A hopeful sign on another front came last December when a U.S. judge allowed victims of the Chiquita Brands firm’s ties to a terrorist group in Colombia to sue the company. The judge’s ruling allows the victims to make their case in the United States rather than in Colombia, where the company has ceased its operations.

Again, Labor South has written previously about Chiquita’s disgusting, immoral behavior in Colombia and other Central and South American countries, its use of the cancer-causing pesticide Nemagon on its fruit trees in Latin America, its ties to the anti-leftist, anti-union terrorist group United Self-Defense Groups of Colombia (AUC).  Nearly 700 members of the largest banana labor union in Colombia were murdered between 1991 and 2006.

France’s contentious presidential election takes place in May, and a strong showing from Le Pen is expected. The country’s history of tolerance and its revolutionary legacy have been tested by persistent high unemployment, a growing divide between the rich and everyone else, the murders of 240 citizens at the hands of terrorists since 2015.

“What credibility do the failing elites have to give lessons on what does or does not work?” a political counselor in outgoing President François Hollande’s administration told Nation magazine.

It's like echoes of the Weimar Republic amid the growing clamor of pitchforks and shouting voices outside the castle walls!

Hollande is ostensibly a socialist, but he’s one with a neoliberal capitalistic bent. In other words, he’s cut from the same cloth as former British labor leader and prime minister Tony Blair and U.S. Democratic wunderkinder Bill and Hillary Clinton, Big Money, elite-loving wolves in bleating-heart sheep’s clothing!

Whether France, England or the United States, the working class has no party representing its interests, and thus its turn to the right. British voters rejected the European Union because the EU has evolved into a neoliberal fortress like the IMC and World Bank, preaching austerity to average folks and tax benefits and cushy trade policies to corporate heads and their political cronies. Le Pen isn’t anti-government like Donald Trump, but she has capitalized on anti-immigrant resentment, a resentment that blames immigrants rather than the global power brokers who helped create mass immigration.
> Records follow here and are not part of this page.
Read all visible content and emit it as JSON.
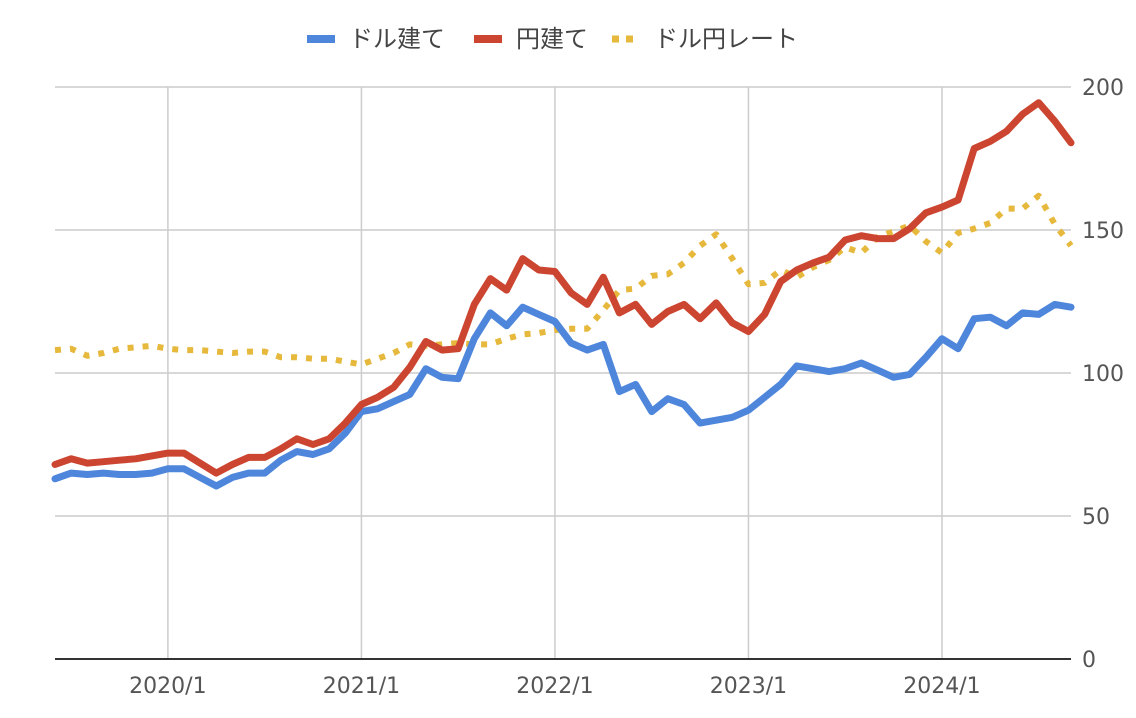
{
  "chart_data": {
    "type": "line",
    "title": "",
    "xlabel": "",
    "ylabel": "",
    "x_tick_labels": [
      "2020/1",
      "2021/1",
      "2022/1",
      "2023/1",
      "2024/1"
    ],
    "x_tick_months": [
      "2020-01",
      "2021-01",
      "2022-01",
      "2023-01",
      "2024-01"
    ],
    "x_range": [
      "2019-06",
      "2024-08"
    ],
    "ylim": [
      0,
      200
    ],
    "y_ticks": [
      0,
      50,
      100,
      150,
      200
    ],
    "y_axis_side": "right",
    "grid": true,
    "legend_position": "top",
    "series": [
      {
        "name": "ドル建て",
        "color": "#4e86dc",
        "style": "solid",
        "points": [
          [
            "2019-06",
            63
          ],
          [
            "2019-07",
            65
          ],
          [
            "2019-08",
            64.5
          ],
          [
            "2019-09",
            65
          ],
          [
            "2019-10",
            64.5
          ],
          [
            "2019-11",
            64.5
          ],
          [
            "2019-12",
            65
          ],
          [
            "2020-01",
            66.5
          ],
          [
            "2020-02",
            66.5
          ],
          [
            "2020-03",
            63.5
          ],
          [
            "2020-04",
            60.5
          ],
          [
            "2020-05",
            63.5
          ],
          [
            "2020-06",
            65
          ],
          [
            "2020-07",
            65
          ],
          [
            "2020-08",
            69.5
          ],
          [
            "2020-09",
            72.5
          ],
          [
            "2020-10",
            71.5
          ],
          [
            "2020-11",
            73.5
          ],
          [
            "2020-12",
            79
          ],
          [
            "2021-01",
            86.5
          ],
          [
            "2021-02",
            87.5
          ],
          [
            "2021-03",
            90
          ],
          [
            "2021-04",
            92.5
          ],
          [
            "2021-05",
            101.5
          ],
          [
            "2021-06",
            98.5
          ],
          [
            "2021-07",
            98
          ],
          [
            "2021-08",
            112
          ],
          [
            "2021-09",
            121
          ],
          [
            "2021-10",
            116.5
          ],
          [
            "2021-11",
            123
          ],
          [
            "2021-12",
            120.5
          ],
          [
            "2022-01",
            118
          ],
          [
            "2022-02",
            110.5
          ],
          [
            "2022-03",
            108
          ],
          [
            "2022-04",
            110
          ],
          [
            "2022-05",
            93.5
          ],
          [
            "2022-06",
            96
          ],
          [
            "2022-07",
            86.5
          ],
          [
            "2022-08",
            91
          ],
          [
            "2022-09",
            89
          ],
          [
            "2022-10",
            82.5
          ],
          [
            "2022-11",
            83.5
          ],
          [
            "2022-12",
            84.5
          ],
          [
            "2023-01",
            87
          ],
          [
            "2023-02",
            91.5
          ],
          [
            "2023-03",
            96
          ],
          [
            "2023-04",
            102.5
          ],
          [
            "2023-05",
            101.5
          ],
          [
            "2023-06",
            100.5
          ],
          [
            "2023-07",
            101.5
          ],
          [
            "2023-08",
            103.5
          ],
          [
            "2023-09",
            101
          ],
          [
            "2023-10",
            98.5
          ],
          [
            "2023-11",
            99.5
          ],
          [
            "2023-12",
            105.5
          ],
          [
            "2024-01",
            112
          ],
          [
            "2024-02",
            108.5
          ],
          [
            "2024-03",
            119
          ],
          [
            "2024-04",
            119.5
          ],
          [
            "2024-05",
            116.5
          ],
          [
            "2024-06",
            121
          ],
          [
            "2024-07",
            120.5
          ],
          [
            "2024-08",
            124
          ],
          [
            "2024-09",
            123
          ]
        ]
      },
      {
        "name": "円建て",
        "color": "#cc4530",
        "style": "solid",
        "points": [
          [
            "2019-06",
            68
          ],
          [
            "2019-07",
            70
          ],
          [
            "2019-08",
            68.5
          ],
          [
            "2019-09",
            69
          ],
          [
            "2019-10",
            69.5
          ],
          [
            "2019-11",
            70
          ],
          [
            "2019-12",
            71
          ],
          [
            "2020-01",
            72
          ],
          [
            "2020-02",
            72
          ],
          [
            "2020-03",
            68.5
          ],
          [
            "2020-04",
            65
          ],
          [
            "2020-05",
            68
          ],
          [
            "2020-06",
            70.5
          ],
          [
            "2020-07",
            70.5
          ],
          [
            "2020-08",
            73.5
          ],
          [
            "2020-09",
            77
          ],
          [
            "2020-10",
            75
          ],
          [
            "2020-11",
            77
          ],
          [
            "2020-12",
            82.5
          ],
          [
            "2021-01",
            89
          ],
          [
            "2021-02",
            91.5
          ],
          [
            "2021-03",
            95
          ],
          [
            "2021-04",
            102
          ],
          [
            "2021-05",
            111
          ],
          [
            "2021-06",
            108
          ],
          [
            "2021-07",
            108.5
          ],
          [
            "2021-08",
            124
          ],
          [
            "2021-09",
            133
          ],
          [
            "2021-10",
            129
          ],
          [
            "2021-11",
            140
          ],
          [
            "2021-12",
            136
          ],
          [
            "2022-01",
            135.5
          ],
          [
            "2022-02",
            128
          ],
          [
            "2022-03",
            124
          ],
          [
            "2022-04",
            133.5
          ],
          [
            "2022-05",
            121
          ],
          [
            "2022-06",
            124
          ],
          [
            "2022-07",
            117
          ],
          [
            "2022-08",
            121.5
          ],
          [
            "2022-09",
            124
          ],
          [
            "2022-10",
            119
          ],
          [
            "2022-11",
            124.5
          ],
          [
            "2022-12",
            117.5
          ],
          [
            "2023-01",
            114.5
          ],
          [
            "2023-02",
            120.5
          ],
          [
            "2023-03",
            132
          ],
          [
            "2023-04",
            136
          ],
          [
            "2023-05",
            138.5
          ],
          [
            "2023-06",
            140.5
          ],
          [
            "2023-07",
            146.5
          ],
          [
            "2023-08",
            148
          ],
          [
            "2023-09",
            147
          ],
          [
            "2023-10",
            147
          ],
          [
            "2023-11",
            150.5
          ],
          [
            "2023-12",
            156
          ],
          [
            "2024-01",
            158
          ],
          [
            "2024-02",
            160.5
          ],
          [
            "2024-03",
            178.5
          ],
          [
            "2024-04",
            181
          ],
          [
            "2024-05",
            184.5
          ],
          [
            "2024-06",
            190.5
          ],
          [
            "2024-07",
            194.5
          ],
          [
            "2024-08",
            188
          ],
          [
            "2024-09",
            180.5
          ]
        ]
      },
      {
        "name": "ドル円レート",
        "color": "#e6b83c",
        "style": "dotted",
        "points": [
          [
            "2019-06",
            108
          ],
          [
            "2019-07",
            108.5
          ],
          [
            "2019-08",
            106
          ],
          [
            "2019-09",
            107
          ],
          [
            "2019-10",
            108.5
          ],
          [
            "2019-11",
            109
          ],
          [
            "2019-12",
            109.5
          ],
          [
            "2020-01",
            108.5
          ],
          [
            "2020-02",
            108
          ],
          [
            "2020-03",
            108
          ],
          [
            "2020-04",
            107.5
          ],
          [
            "2020-05",
            107
          ],
          [
            "2020-06",
            107.5
          ],
          [
            "2020-07",
            107.5
          ],
          [
            "2020-08",
            105.5
          ],
          [
            "2020-09",
            105.5
          ],
          [
            "2020-10",
            105
          ],
          [
            "2020-11",
            105
          ],
          [
            "2020-12",
            104
          ],
          [
            "2021-01",
            103
          ],
          [
            "2021-02",
            105
          ],
          [
            "2021-03",
            107
          ],
          [
            "2021-04",
            110
          ],
          [
            "2021-05",
            109.5
          ],
          [
            "2021-06",
            110
          ],
          [
            "2021-07",
            110.5
          ],
          [
            "2021-08",
            110
          ],
          [
            "2021-09",
            110
          ],
          [
            "2021-10",
            112
          ],
          [
            "2021-11",
            113.5
          ],
          [
            "2021-12",
            114
          ],
          [
            "2022-01",
            115
          ],
          [
            "2022-02",
            115.5
          ],
          [
            "2022-03",
            115.5
          ],
          [
            "2022-04",
            122
          ],
          [
            "2022-05",
            129
          ],
          [
            "2022-06",
            129.5
          ],
          [
            "2022-07",
            134
          ],
          [
            "2022-08",
            134.5
          ],
          [
            "2022-09",
            138.5
          ],
          [
            "2022-10",
            144.5
          ],
          [
            "2022-11",
            148.5
          ],
          [
            "2022-12",
            140
          ],
          [
            "2023-01",
            131
          ],
          [
            "2023-02",
            131.5
          ],
          [
            "2023-03",
            136
          ],
          [
            "2023-04",
            133.5
          ],
          [
            "2023-05",
            137
          ],
          [
            "2023-06",
            139.5
          ],
          [
            "2023-07",
            144
          ],
          [
            "2023-08",
            142
          ],
          [
            "2023-09",
            147.5
          ],
          [
            "2023-10",
            149.5
          ],
          [
            "2023-11",
            151.5
          ],
          [
            "2023-12",
            146
          ],
          [
            "2024-01",
            142
          ],
          [
            "2024-02",
            149
          ],
          [
            "2024-03",
            150.5
          ],
          [
            "2024-04",
            152.5
          ],
          [
            "2024-05",
            157.5
          ],
          [
            "2024-06",
            157.5
          ],
          [
            "2024-07",
            162
          ],
          [
            "2024-08",
            152
          ],
          [
            "2024-09",
            144.5
          ]
        ]
      }
    ]
  }
}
In the United States, workers struggle to make sense of their lives today.  Their biggest battle, as always, is with fear. That’s why workers at the Boeing plant in North Charleston, S. C., voted down a union earlier this year. It’s also the biggest obstacle pro-union workers face at the giant Nissan plant in Canton, Mississippi, in their effort to bring in the United Auto Workers to represent them.

Unsuccessful presidential candidate Bernie Sanders spoke eloquently to those workers in Canton last month, the only major politician to do so at their “March on Mississippi”. “All of our people deserve decent wages and decent benefits,” Sanders told them. “What this struggle is about is decency.”
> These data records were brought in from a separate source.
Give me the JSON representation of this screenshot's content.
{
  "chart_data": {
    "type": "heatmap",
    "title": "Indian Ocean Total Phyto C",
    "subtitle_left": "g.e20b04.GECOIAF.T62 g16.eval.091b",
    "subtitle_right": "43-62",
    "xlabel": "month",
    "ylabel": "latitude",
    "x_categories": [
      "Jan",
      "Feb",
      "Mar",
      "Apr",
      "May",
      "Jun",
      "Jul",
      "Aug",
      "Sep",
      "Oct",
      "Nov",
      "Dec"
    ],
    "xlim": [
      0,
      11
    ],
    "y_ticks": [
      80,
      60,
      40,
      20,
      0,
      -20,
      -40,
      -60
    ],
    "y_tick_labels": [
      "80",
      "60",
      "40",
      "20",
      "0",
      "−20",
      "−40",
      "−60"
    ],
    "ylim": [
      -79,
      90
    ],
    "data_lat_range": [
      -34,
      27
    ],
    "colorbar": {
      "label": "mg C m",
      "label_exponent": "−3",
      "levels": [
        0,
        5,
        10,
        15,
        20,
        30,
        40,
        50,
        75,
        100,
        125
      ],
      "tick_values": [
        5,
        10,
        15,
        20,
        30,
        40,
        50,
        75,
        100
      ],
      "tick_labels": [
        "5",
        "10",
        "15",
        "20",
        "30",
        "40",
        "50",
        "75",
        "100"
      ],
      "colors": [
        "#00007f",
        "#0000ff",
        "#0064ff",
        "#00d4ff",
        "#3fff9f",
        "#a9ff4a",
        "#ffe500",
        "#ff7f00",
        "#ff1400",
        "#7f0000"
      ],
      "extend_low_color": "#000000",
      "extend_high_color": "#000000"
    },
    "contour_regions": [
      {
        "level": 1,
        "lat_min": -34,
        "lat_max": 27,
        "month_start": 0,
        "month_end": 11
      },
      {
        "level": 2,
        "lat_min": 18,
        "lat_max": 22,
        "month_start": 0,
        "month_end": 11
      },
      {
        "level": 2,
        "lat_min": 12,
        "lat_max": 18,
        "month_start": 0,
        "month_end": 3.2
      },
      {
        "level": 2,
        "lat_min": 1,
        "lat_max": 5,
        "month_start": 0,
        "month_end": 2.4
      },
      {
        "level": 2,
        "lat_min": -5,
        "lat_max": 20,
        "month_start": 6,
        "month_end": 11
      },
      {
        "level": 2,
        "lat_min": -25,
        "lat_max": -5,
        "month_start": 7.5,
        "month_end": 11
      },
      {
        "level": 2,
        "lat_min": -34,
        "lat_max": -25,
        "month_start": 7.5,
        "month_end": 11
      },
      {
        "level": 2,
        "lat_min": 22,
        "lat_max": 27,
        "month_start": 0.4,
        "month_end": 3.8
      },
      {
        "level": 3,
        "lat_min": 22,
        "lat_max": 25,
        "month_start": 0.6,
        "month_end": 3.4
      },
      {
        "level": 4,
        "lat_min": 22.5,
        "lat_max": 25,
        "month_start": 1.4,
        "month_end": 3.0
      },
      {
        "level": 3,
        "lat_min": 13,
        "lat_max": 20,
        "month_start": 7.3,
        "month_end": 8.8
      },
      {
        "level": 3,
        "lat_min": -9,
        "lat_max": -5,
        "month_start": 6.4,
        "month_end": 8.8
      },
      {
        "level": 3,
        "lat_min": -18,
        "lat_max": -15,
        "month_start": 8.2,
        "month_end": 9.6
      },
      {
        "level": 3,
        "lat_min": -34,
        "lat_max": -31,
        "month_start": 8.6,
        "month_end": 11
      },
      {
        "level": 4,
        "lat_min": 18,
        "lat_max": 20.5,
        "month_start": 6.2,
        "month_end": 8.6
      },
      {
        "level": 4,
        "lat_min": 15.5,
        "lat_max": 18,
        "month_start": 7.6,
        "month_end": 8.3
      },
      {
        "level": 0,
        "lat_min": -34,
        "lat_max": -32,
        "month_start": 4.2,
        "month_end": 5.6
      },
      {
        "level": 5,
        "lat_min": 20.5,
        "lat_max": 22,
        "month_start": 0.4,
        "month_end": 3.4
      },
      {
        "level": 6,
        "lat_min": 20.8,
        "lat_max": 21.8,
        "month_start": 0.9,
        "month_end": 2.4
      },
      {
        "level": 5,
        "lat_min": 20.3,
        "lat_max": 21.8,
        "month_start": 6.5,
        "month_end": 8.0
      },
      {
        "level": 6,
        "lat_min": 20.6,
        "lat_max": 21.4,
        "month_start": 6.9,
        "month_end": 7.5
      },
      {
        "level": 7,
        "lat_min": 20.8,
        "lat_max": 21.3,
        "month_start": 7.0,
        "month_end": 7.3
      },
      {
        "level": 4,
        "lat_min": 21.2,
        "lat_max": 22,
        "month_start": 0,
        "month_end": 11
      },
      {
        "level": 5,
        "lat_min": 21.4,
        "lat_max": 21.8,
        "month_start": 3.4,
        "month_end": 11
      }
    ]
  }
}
Meanwhile, back in Washington, D.C., the Clinton machine still rules the Democratic Party and the Democratic National Committee.

Clinton-friendly Tom Perez won the DNC chairmanship over pro-Sanders candidate Keith Ellison and despite some initial gestures toward the Sanders camp showed his true colors by ignoring Democrat populist James Thompson’s strong congressional bid in Kansas while showering $8 million onto the campaign of Clintonite Jon Ossoff’s congressional campaign in Georgia.
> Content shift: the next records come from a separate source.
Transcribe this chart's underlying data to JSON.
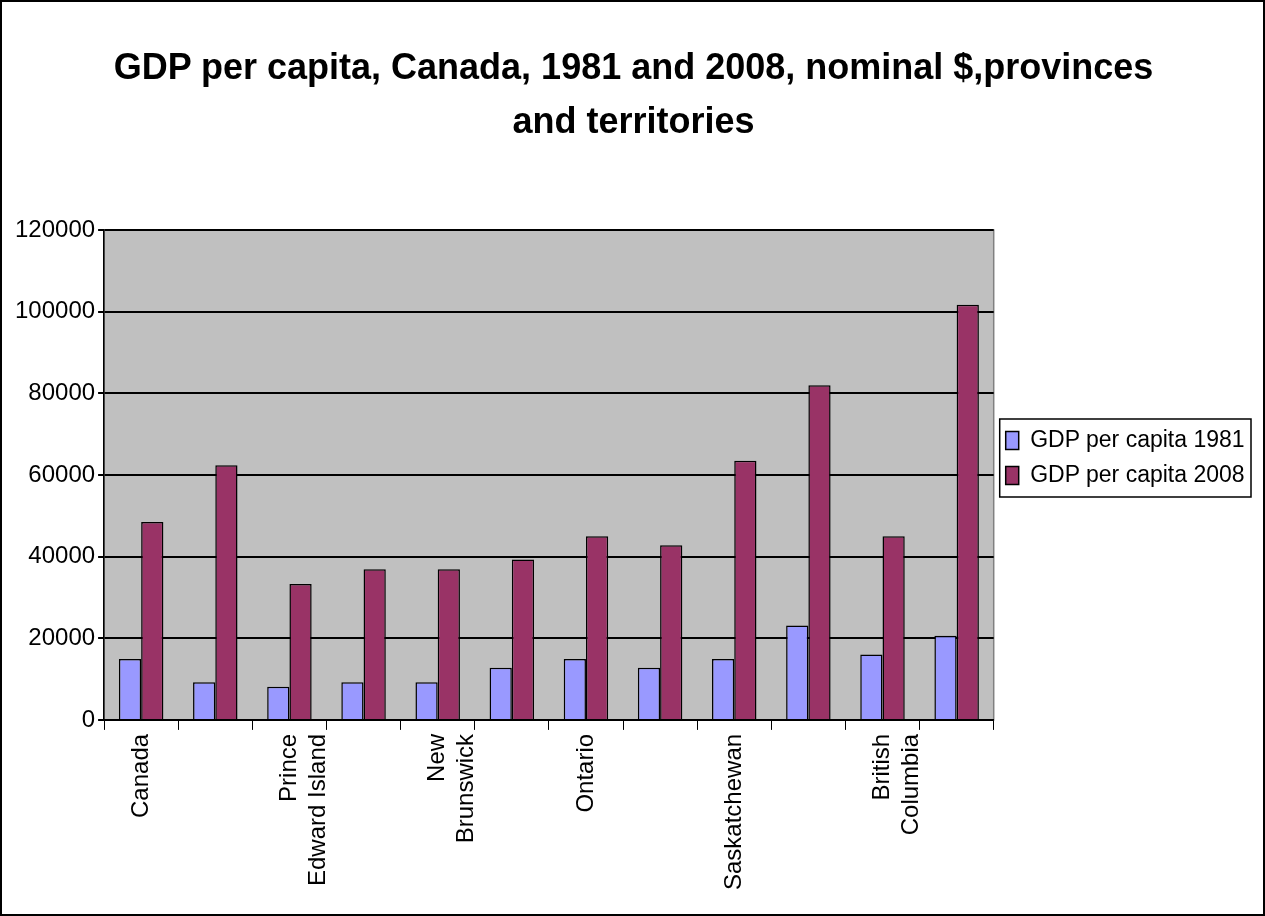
{
  "chart_data": {
    "type": "bar",
    "title": "GDP per capita, Canada, 1981 and 2008, nominal $,provinces and territories",
    "categories": [
      "Canada",
      null,
      "Prince Edward Island",
      null,
      "New Brunswick",
      null,
      "Ontario",
      null,
      "Saskatchewan",
      null,
      "British Columbia",
      null
    ],
    "series": [
      {
        "name": "GDP per capita 1981",
        "color": "#9999ff",
        "values": [
          14900,
          9200,
          8100,
          9200,
          9200,
          12800,
          14900,
          12800,
          14900,
          23100,
          16000,
          20600
        ]
      },
      {
        "name": "GDP per capita 2008",
        "color": "#993366",
        "values": [
          48500,
          62400,
          33300,
          36900,
          36900,
          39300,
          45000,
          42800,
          63500,
          82000,
          45000,
          101700
        ]
      }
    ],
    "ylim": [
      0,
      120000
    ],
    "yticks": [
      0,
      20000,
      40000,
      60000,
      80000,
      100000,
      120000
    ],
    "grid": "y",
    "legend": "right"
  }
}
Ossoff endorsed Hillary Clinton in last year’s primary, plus he studied at Georgetown University and the London School of Economics, and thus makes a nice fit for the meritocracy the Clinton machine has long envisioned not only for the party but the nation.

As for the rest of us, the Great Unwashed out there, well, we can just simply eat cake, as one famous French meritocrat from the past once told us.